Theoretical Study on Photocatalytic Reduction of CO 2 on Anatase/Rutile Mixed-Phase TiO 2 .

The construction of anatase/rutile heterojunctions in TiO 2 is an effective way of improving the CO 2 photoreduction activity. Yet, the origin of the superior photocatalytic performance is still unclear. To solve this issue, the band edges between anatase and rutile phases were theoretically determined based on the three-phase atomic model of (112) A /II/(101) R , and simultaneously the CO 2 reduction processes were meticulously investigated. Our calculations show that photogenerated holes can move readily from anatase to rutile via the thin intermediated II phase, while photoelectrons flowing in the opposite direction may be impeded due to the electron trapping sites at the II phase.
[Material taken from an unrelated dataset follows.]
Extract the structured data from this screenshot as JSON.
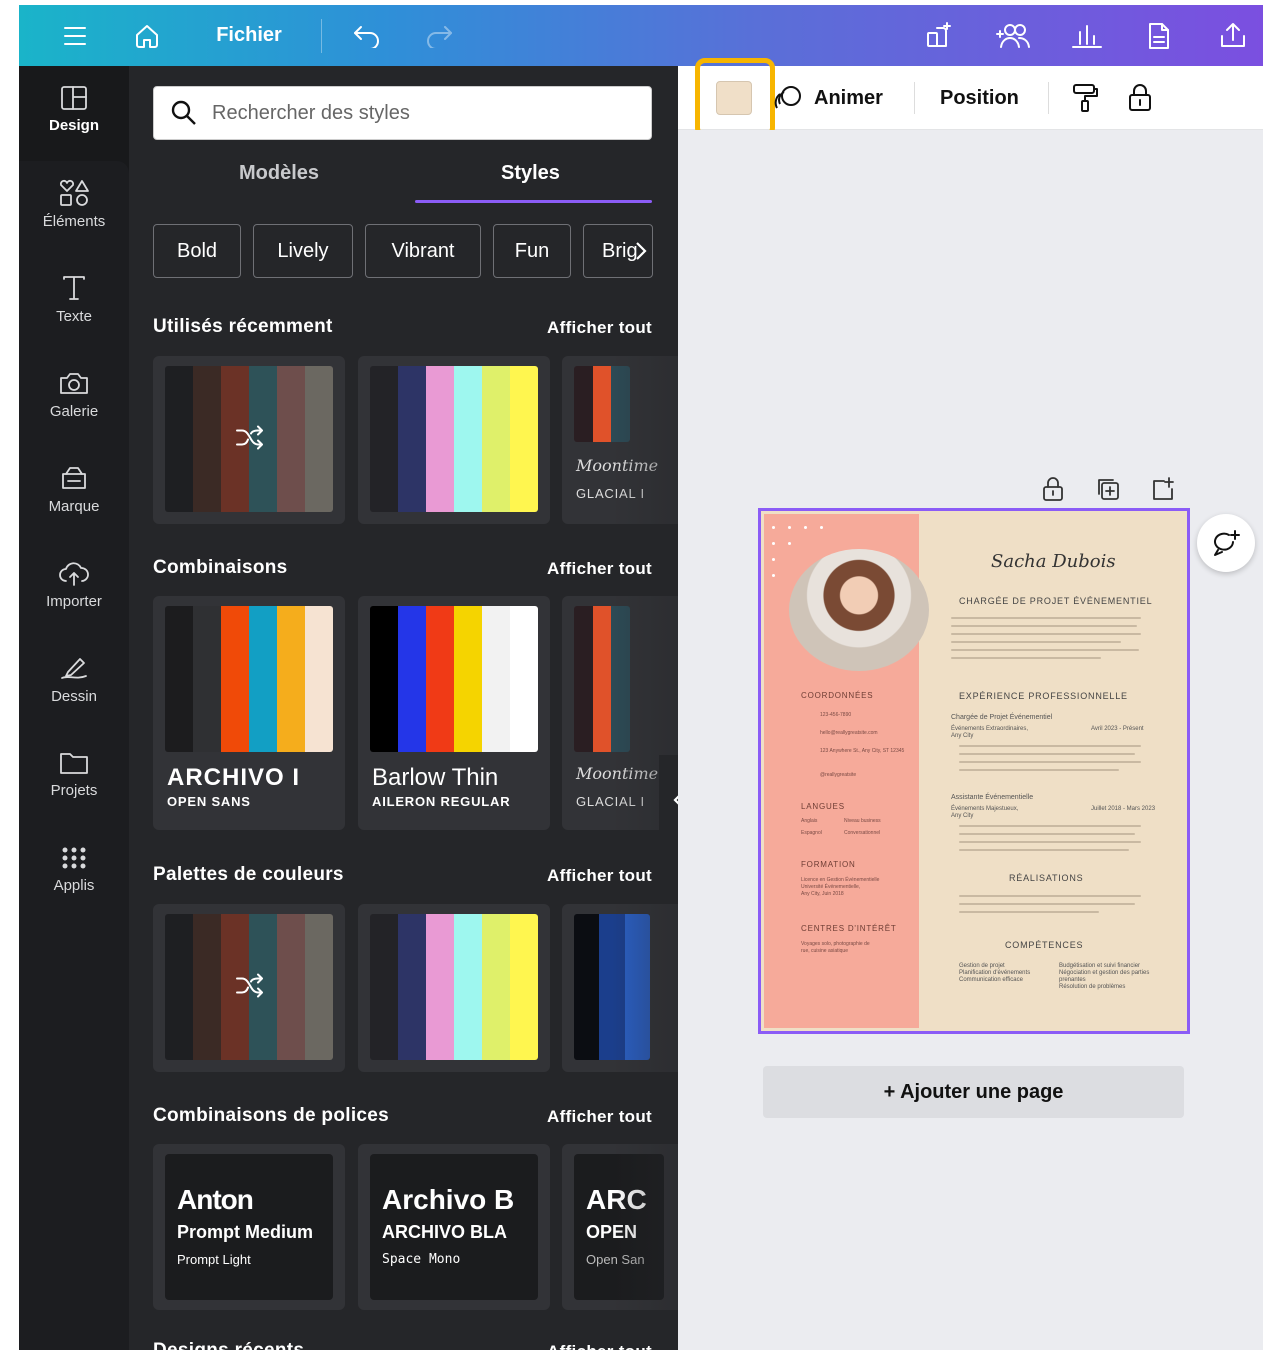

However, the large potential drop across the anatase/rutile interface and the strong built-in electric field can provide an effective driving force for photoelectrons' migration to anatase. In addition, the II phase can better enhance the solar light utilization of (112) A /(100) II , including a wide light response range and an intensive optical absorption coefficient. Meanwhile, the mixed-phase TiO 2 possesses negligible hydrogenation energy (CO 2 to COOH*) and lower rate-limiting energy (HCOOH* to HCO*), which greatly facilitate CH 3 OH generation. The efficient charge separation, strengthened light absorption, and facile CO 2 reduction successfully demonstrate that the anatase/rutile mixed-phase TiO 2 is an efficient photocatalyst utilized for CO 2 conversion.